Paris bien vale una misa
De regreso al Perú, me costó mucho reanudar mi sistema de trabajo, sin embargo, llegaron algunos contratos y gané una licitación para canalizar una acequia que iba desde el río Rimac hasta la playa de Miraflores. Y además conseguí algunos clientes preferenciales como Cosmana y Hochschild, lo que me permitió construir mi primera casa propia, que vendí y construí dos, que finalmente vendí también y terminé en el caserón de Batallón Callao y la casita de Ancón. Sería ingrato no mencionar que todos estas éxitos - además de Jorge, que vino por entonces - fueron el fruto del trabajo conjunto de la sociedad conyugal . Mientras tanto, el sueño del viaje a Europa se mantenía firme y nos inscribimos Elsie y yo en la Alianza Francesa para estudiar esa lengua.
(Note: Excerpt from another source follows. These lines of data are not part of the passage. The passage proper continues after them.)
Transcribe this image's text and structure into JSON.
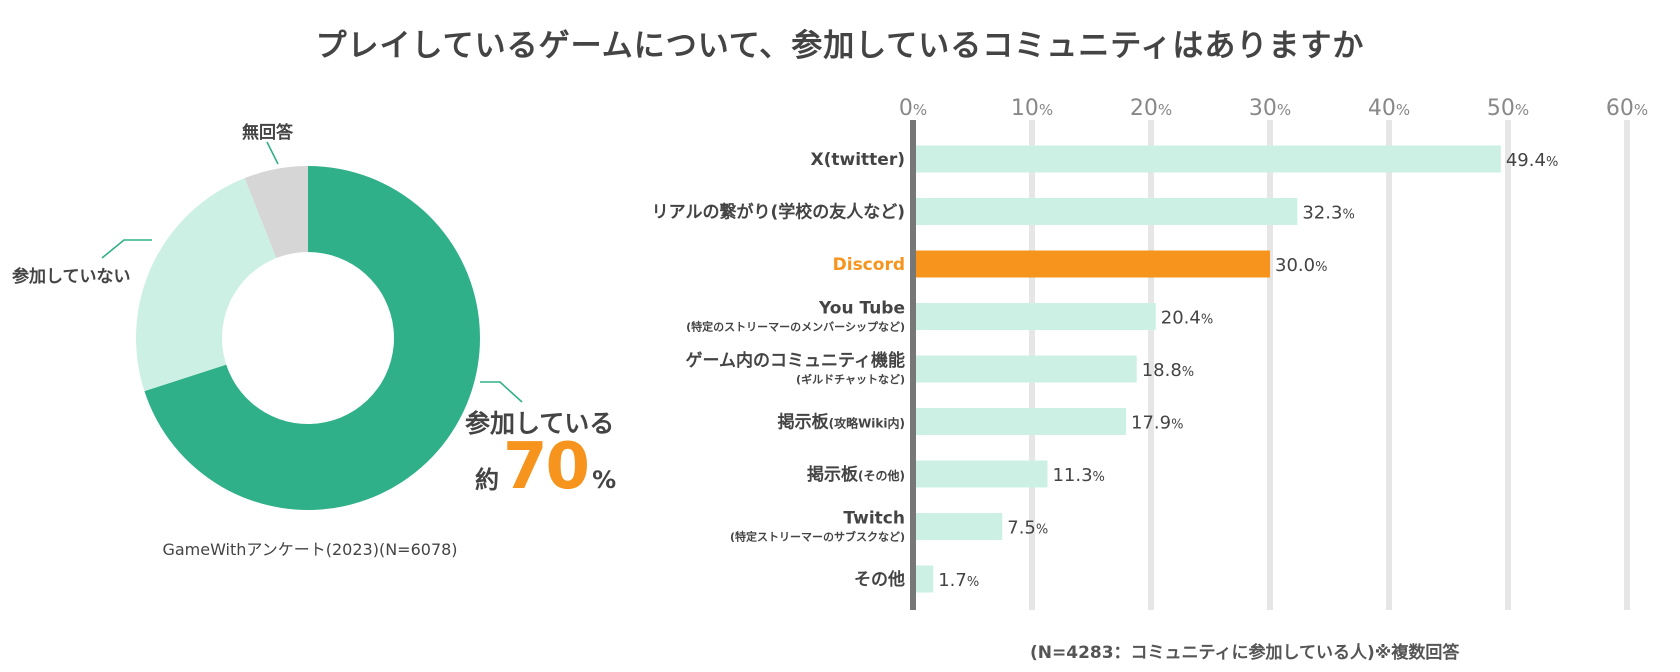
{
  "title": "プレイしているゲームについて、参加しているコミュニティはありますか",
  "colors": {
    "main_green": "#30b088",
    "light_green": "#cdf0e4",
    "gray": "#d6d6d6",
    "orange": "#f7941d",
    "axis": "#777777",
    "grid": "#e6e6e6"
  },
  "chart_data": [
    {
      "type": "pie",
      "variant": "donut",
      "slices": [
        {
          "name": "参加している",
          "value": 70,
          "color": "#30b088"
        },
        {
          "name": "参加していない",
          "value": 24,
          "color": "#cdf0e4"
        },
        {
          "name": "無回答",
          "value": 6,
          "color": "#d6d6d6"
        }
      ],
      "labels": {
        "no_answer": "無回答",
        "not_participating": "参加していない",
        "participating": "参加している",
        "approx": "約",
        "big_value": "70",
        "percent": "%"
      },
      "source": "GameWithアンケート(2023)(N=6078)"
    },
    {
      "type": "bar",
      "orientation": "horizontal",
      "xlim": [
        0,
        60
      ],
      "xticks": [
        0,
        10,
        20,
        30,
        40,
        50,
        60
      ],
      "tick_suffix": "%",
      "grid": true,
      "categories": [
        {
          "label": "X(twitter)",
          "sub": "",
          "value": 49.4,
          "value_label": "49.4",
          "highlight": false
        },
        {
          "label": "リアルの繋がり(学校の友人など)",
          "sub": "",
          "value": 32.3,
          "value_label": "32.3",
          "highlight": false
        },
        {
          "label": "Discord",
          "sub": "",
          "value": 30.0,
          "value_label": "30.0",
          "highlight": true
        },
        {
          "label": "You Tube",
          "sub": "(特定のストリーマーのメンバーシップなど)",
          "value": 20.4,
          "value_label": "20.4",
          "highlight": false
        },
        {
          "label": "ゲーム内のコミュニティ機能",
          "sub": "(ギルドチャットなど)",
          "value": 18.8,
          "value_label": "18.8",
          "highlight": false
        },
        {
          "label": "掲示板",
          "small": "(攻略Wiki内)",
          "sub": "",
          "value": 17.9,
          "value_label": "17.9",
          "highlight": false
        },
        {
          "label": "掲示板",
          "small": "(その他)",
          "sub": "",
          "value": 11.3,
          "value_label": "11.3",
          "highlight": false
        },
        {
          "label": "Twitch",
          "sub": "(特定ストリーマーのサブスクなど)",
          "value": 7.5,
          "value_label": "7.5",
          "highlight": false
        },
        {
          "label": "その他",
          "sub": "",
          "value": 1.7,
          "value_label": "1.7",
          "highlight": false
        }
      ],
      "value_suffix": "%",
      "note": "(N=4283：コミュニティに参加している人)※複数回答"
    }
  ]
}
De allí salió un premio de la embajada, la amistad con Michel Berveiller, agregado cultural, y una beca de seis meses en Francia.
En la primavera francesa de 1957, dejando a los niños al cuidado de su abuela materna, viajamos a París, en un avión Superconstellation de Air France, turbo-jet, vale decir, medio hélice, medio jet. El viaje se hacía en etapas: la primera a Nueva York, en donde se pernoctaba, con escala en México. Al día siguiente, de Nueva York al aeropuerto de Orly, en París, con escalas en Gander (Terranova, Canadá) y en Belfast (Irlanda). El primer encuentro con París, que ya conocía bastante por lo que había leído y visto en los numerosos libros que, como premios, nos había regalado la Alianza Francesa, fue algo así como el principio de una nueva etapa de nuestras vidas. Baste decir que la noche de mi llegada, luego de registrarme en un hotel en el “6º arrondissement”, salí a caminar y en una interminable noche gasté las suelas de un par de zapatos. En ese momento, estaba muy lejos de pensar que habría de regresar a la gran ciudad muchas veces después.
(continuará)
Así puso mi abuelo, “(continuará)”, y con seguridad que así será.